The plugin runs its own WebSocket server on port 8765 — completely separate from the OpenClaw Gateway port (18789). No changes to OpenClaw core are needed.

Cheeko Dashboard Pairing

Log in to the Cheeko dashboard → Settings → Connect OpenClaw
The dashboard generates a short pairing token (e.g. XK9-2M4)
Paste it into the setup wizard (or set CHEEKO_PAIR=XK9-2M4 in ~/.openclaw/.env)
On next gateway start, the plugin POSTs your voice URL to the dashboard automatically
Your ESP32 devices now know where to connect

Configuration

Keys can be set in ~/.openclaw/.env (recommended) or in ~/.openclaw/openclaw.json under channels.esp32voice.

# ~/.openclaw/.env
DEEPGRAM_API_KEY=your-deepgram-key
ELEVENLABS_API_KEY=your-elevenlabs-key
CHEEKO_PAIR=XK9-2M4

All options

| Key | Type | Default | Description | |-----|------|---------|-------------| | enabled | boolean | true | Enable/disable the channel | | sttApiKey | string | — | Deepgram API key | | sttModel | string | "nova-2" | Deepgram model | | ttsApiKey | string | — | ElevenLabs API key | | ttsVoiceId | string | Rachel | ElevenLabs voice ID | | ttsModel | string | "eleven_turbo_v2_5" | ElevenLabs model | | language | string | "en" | Language code (ISO 639-1) | | maxResponseLength | number | 500 | Max response chars (keep short for voice) | | voiceOptimized | boolean | true | Tells the AI to respond concisely without markdown |

Environment variables

| Variable | Description | |----------|-------------| | DEEPGRAM_API_KEY | Deepgram STT API key | | ELEVENLABS_API_KEY | ElevenLabs TTS API key | | ELEVENLABS_VOICE_ID | ElevenLabs voice ID (optional) | | ELEVENLABS_MODEL_ID | ElevenLabs model (optional) | | CHEEKO_PAIR | Pairing token from Cheeko dashboard | | GATEWAY_TOKEN | Required for OTA server | | MAC_IP | Override auto-detected LAN IP | | ESP32_VOICE_PORT | Voice WebSocket port (default: 8765) |

Gateway HTTP Endpoints

The plugin registers these endpoints on the OpenClaw Gateway port (18789):

| Endpoint | Description | |----------|-------------| | GET /__openclaw__/esp32-voice/health | Health check — shows configured STT/TTS status | | GET /__openclaw__/esp32-voice/otp | Generate a one-time device pairing code | | GET /__openclaw__/esp32-voice/devices | List currently paired devices |

Troubleshooting

ESP32 shows "connecting" but never "listening"

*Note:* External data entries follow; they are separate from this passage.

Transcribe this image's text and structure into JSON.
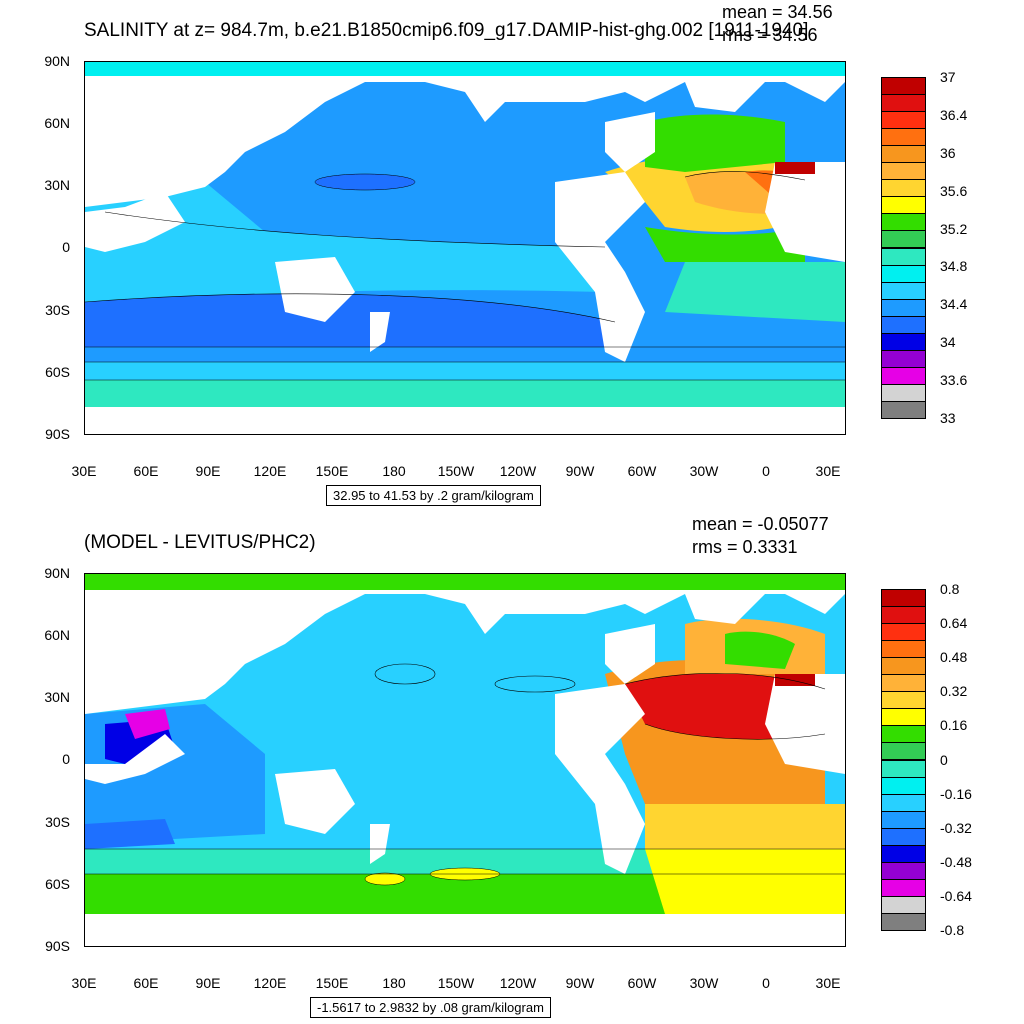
{
  "top": {
    "title": "SALINITY at z= 984.7m, b.e21.B1850cmip6.f09_g17.DAMIP-hist-ghg.002 [1911-1940]",
    "mean_text": "mean = 34.56",
    "rms_text": "rms = 34.56",
    "range_text": "32.95 to 41.53 by .2 gram/kilogram",
    "colorbar": {
      "colors": [
        "#c00000",
        "#e01010",
        "#ff3010",
        "#ff7010",
        "#f7961e",
        "#ffb238",
        "#ffd530",
        "#ffff00",
        "#33dd00",
        "#33cc55",
        "#2ee8c0",
        "#00f0f0",
        "#28d0ff",
        "#1e9bff",
        "#1e70ff",
        "#0000e6",
        "#9400d3",
        "#e600e6",
        "#d3d3d3",
        "#7f7f7f"
      ],
      "labels": [
        "37",
        "36.4",
        "36",
        "35.6",
        "35.2",
        "34.8",
        "34.4",
        "34",
        "33.6",
        "33"
      ]
    }
  },
  "bottom": {
    "title": "(MODEL - LEVITUS/PHC2)",
    "mean_text": "mean = -0.05077",
    "rms_text": "rms = 0.3331",
    "range_text": "-1.5617 to 2.9832 by .08 gram/kilogram",
    "colorbar": {
      "colors": [
        "#c00000",
        "#e01010",
        "#ff3010",
        "#ff7010",
        "#f7961e",
        "#ffb238",
        "#ffd530",
        "#ffff00",
        "#33dd00",
        "#33cc55",
        "#2ee8c0",
        "#00f0f0",
        "#28d0ff",
        "#1e9bff",
        "#1e70ff",
        "#0000e6",
        "#9400d3",
        "#e600e6",
        "#d3d3d3",
        "#7f7f7f"
      ],
      "labels": [
        "0.8",
        "0.64",
        "0.48",
        "0.32",
        "0.16",
        "0",
        "-0.16",
        "-0.32",
        "-0.48",
        "-0.64",
        "-0.8"
      ]
    }
  },
  "axes": {
    "lat_labels": [
      "90N",
      "60N",
      "30N",
      "0",
      "30S",
      "60S",
      "90S"
    ],
    "lon_labels": [
      "30E",
      "60E",
      "90E",
      "120E",
      "150E",
      "180",
      "150W",
      "120W",
      "90W",
      "60W",
      "30W",
      "0",
      "30E"
    ]
  },
  "colors": {
    "land": "#ffffff",
    "top_ocean_main": "#1e9bff",
    "bottom_ocean_main": "#28d0ff"
  }
}
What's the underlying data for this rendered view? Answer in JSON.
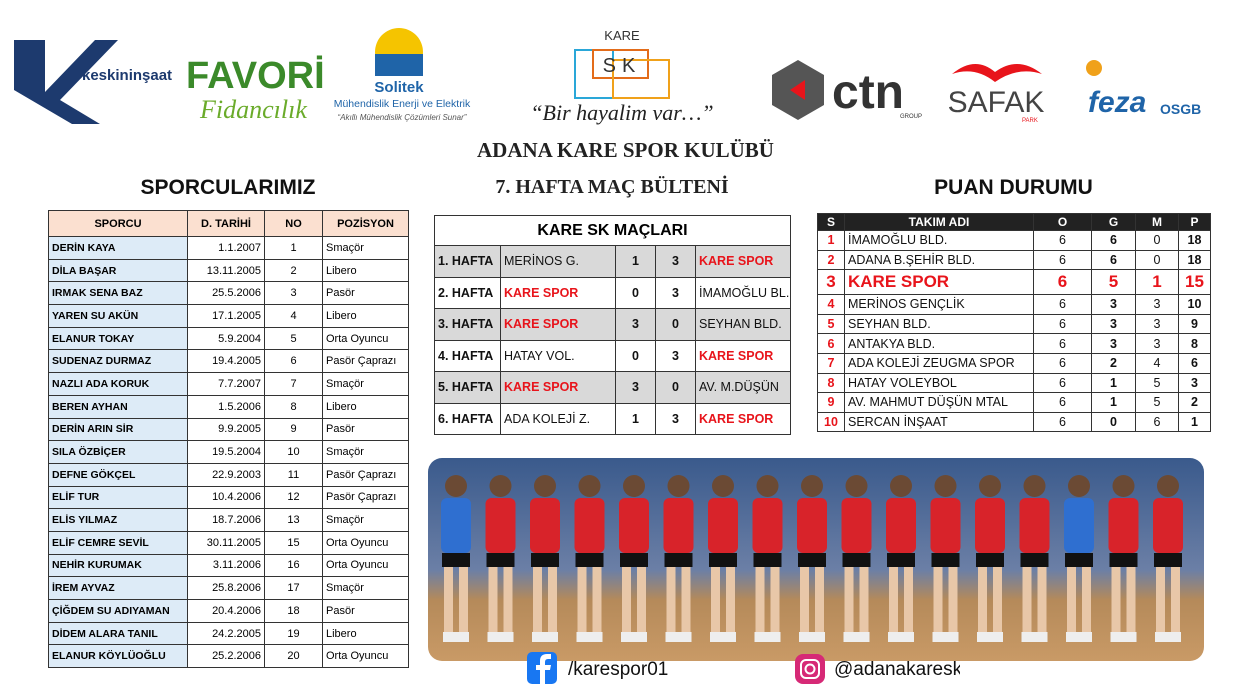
{
  "sponsors": {
    "keskin": "keskininşaat",
    "favori": "FAVORİ",
    "fidancilik": "Fidancılık",
    "solitek": "Solitek",
    "solitek_sub": "Mühendislik Enerji ve Elektrik",
    "solitek_slogan": "“Akıllı Mühendislik Çözümleri Sunar”",
    "kare": "KARE",
    "sk": "SK",
    "kare_slogan": "“Bir hayalim var…”",
    "ctn": "ctn",
    "ctn_sub": "GROUP",
    "safak": "SAFAK",
    "safak_sub": "PARK",
    "feza": "feza",
    "feza_sub": "OSGB"
  },
  "header": {
    "title": "ADANA KARE SPOR KULÜBÜ",
    "subtitle": "7. HAFTA MAÇ BÜLTENİ"
  },
  "players": {
    "title": "SPORCULARIMIZ",
    "headers": [
      "SPORCU",
      "D. TARİHİ",
      "NO",
      "POZİSYON"
    ],
    "rows": [
      [
        "DERİN KAYA",
        "1.1.2007",
        1,
        "Smaçör"
      ],
      [
        "DİLA BAŞAR",
        "13.11.2005",
        2,
        "Libero"
      ],
      [
        "IRMAK SENA BAZ",
        "25.5.2006",
        3,
        "Pasör"
      ],
      [
        "YAREN SU AKÜN",
        "17.1.2005",
        4,
        "Libero"
      ],
      [
        "ELANUR TOKAY",
        "5.9.2004",
        5,
        "Orta Oyuncu"
      ],
      [
        "SUDENAZ DURMAZ",
        "19.4.2005",
        6,
        "Pasör Çaprazı"
      ],
      [
        "NAZLI ADA KORUK",
        "7.7.2007",
        7,
        "Smaçör"
      ],
      [
        "BEREN AYHAN",
        "1.5.2006",
        8,
        "Libero"
      ],
      [
        "DERİN ARIN SİR",
        "9.9.2005",
        9,
        "Pasör"
      ],
      [
        "SILA ÖZBİÇER",
        "19.5.2004",
        10,
        "Smaçör"
      ],
      [
        "DEFNE GÖKÇEL",
        "22.9.2003",
        11,
        "Pasör Çaprazı"
      ],
      [
        "ELİF TUR",
        "10.4.2006",
        12,
        "Pasör Çaprazı"
      ],
      [
        "ELİS YILMAZ",
        "18.7.2006",
        13,
        "Smaçör"
      ],
      [
        "ELİF CEMRE SEVİL",
        "30.11.2005",
        15,
        "Orta Oyuncu"
      ],
      [
        "NEHİR KURUMAK",
        "3.11.2006",
        16,
        "Orta Oyuncu"
      ],
      [
        "İREM AYVAZ",
        "25.8.2006",
        17,
        "Smaçör"
      ],
      [
        "ÇİĞDEM SU ADIYAMAN",
        "20.4.2006",
        18,
        "Pasör"
      ],
      [
        "DİDEM ALARA TANIL",
        "24.2.2005",
        19,
        "Libero"
      ],
      [
        "ELANUR KÖYLÜOĞLU",
        "25.2.2006",
        20,
        "Orta Oyuncu"
      ]
    ]
  },
  "matches": {
    "title": "KARE SK MAÇLARI",
    "rows": [
      [
        "1. HAFTA",
        "MERİNOS G.",
        1,
        3,
        "KARE SPOR"
      ],
      [
        "2. HAFTA",
        "KARE SPOR",
        0,
        3,
        "İMAMOĞLU BL."
      ],
      [
        "3. HAFTA",
        "KARE SPOR",
        3,
        0,
        "SEYHAN BLD."
      ],
      [
        "4. HAFTA",
        "HATAY VOL.",
        0,
        3,
        "KARE SPOR"
      ],
      [
        "5. HAFTA",
        "KARE SPOR",
        3,
        0,
        "AV. M.DÜŞÜN"
      ],
      [
        "6. HAFTA",
        "ADA KOLEJİ Z.",
        1,
        3,
        "KARE SPOR"
      ]
    ]
  },
  "standings": {
    "title": "PUAN DURUMU",
    "highlight_row": 2,
    "highlight_color": "#e8141b",
    "headers": [
      "S",
      "TAKIM ADI",
      "O",
      "G",
      "M",
      "P"
    ],
    "rows": [
      [
        1,
        "İMAMOĞLU BLD.",
        6,
        6,
        0,
        18
      ],
      [
        2,
        "ADANA B.ŞEHİR BLD.",
        6,
        6,
        0,
        18
      ],
      [
        3,
        "KARE SPOR",
        6,
        5,
        1,
        15
      ],
      [
        4,
        "MERİNOS GENÇLİK",
        6,
        3,
        3,
        10
      ],
      [
        5,
        "SEYHAN BLD.",
        6,
        3,
        3,
        9
      ],
      [
        6,
        "ANTAKYA BLD.",
        6,
        3,
        3,
        8
      ],
      [
        7,
        "ADA KOLEJİ ZEUGMA SPOR",
        6,
        2,
        4,
        6
      ],
      [
        8,
        "HATAY VOLEYBOL",
        6,
        1,
        5,
        3
      ],
      [
        9,
        "AV. MAHMUT DÜŞÜN MTAL",
        6,
        1,
        5,
        2
      ],
      [
        10,
        "SERCAN İNŞAAT",
        6,
        0,
        6,
        1
      ]
    ]
  },
  "social": {
    "facebook": "/karespor01",
    "instagram": "@adanakaresk"
  }
}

Check the OTA server is running and the ESP32 fetched its config (watch OTA server logs)
Make sure firewall allows port 8765 inbound
Confirm GATEWAY_TOKEN matches gateway.auth.token in ~/.openclaw/openclaw.json

Dashboard pairing fails

Paste only the short token (e.g. XK9-2M4), not the full command string
Token expires after 10 minutes — generate a new one from the dashboard if needed

No audio from ESP32 speaker

Check ElevenLabs key is valid and has quota remaining
Plugin outputs 24kHz mono Opus at 60ms frames — confirm firmware matches

STT timeout / empty transcript

Validate Deepgram key: curl https://api.deepgram.com/v1/auth -H "Authorization: Token YOUR_KEY"
Check the ESP32 is actually sending audio (hold button while speaking)

Supported Hardware

Tested with:

(Cheeko ESP32-S3 board) — recommended
Any ESP32 board running Cheeko ESP32 firmware

Plugin Management

# Update to latest version
openclaw plugins update @cheeko-ai/esp32-voice

# Remove the plugin
openclaw plugins uninstall @cheeko-ai/esp32-voice

# List all installed plugins
openclaw plugins list

# Enable / disable without removing
openclaw plugins enable @cheeko-ai/esp32-voice
openclaw plugins disable @cheeko-ai/esp32-voice

License

MIT — Published under @cheeko-ai on npm.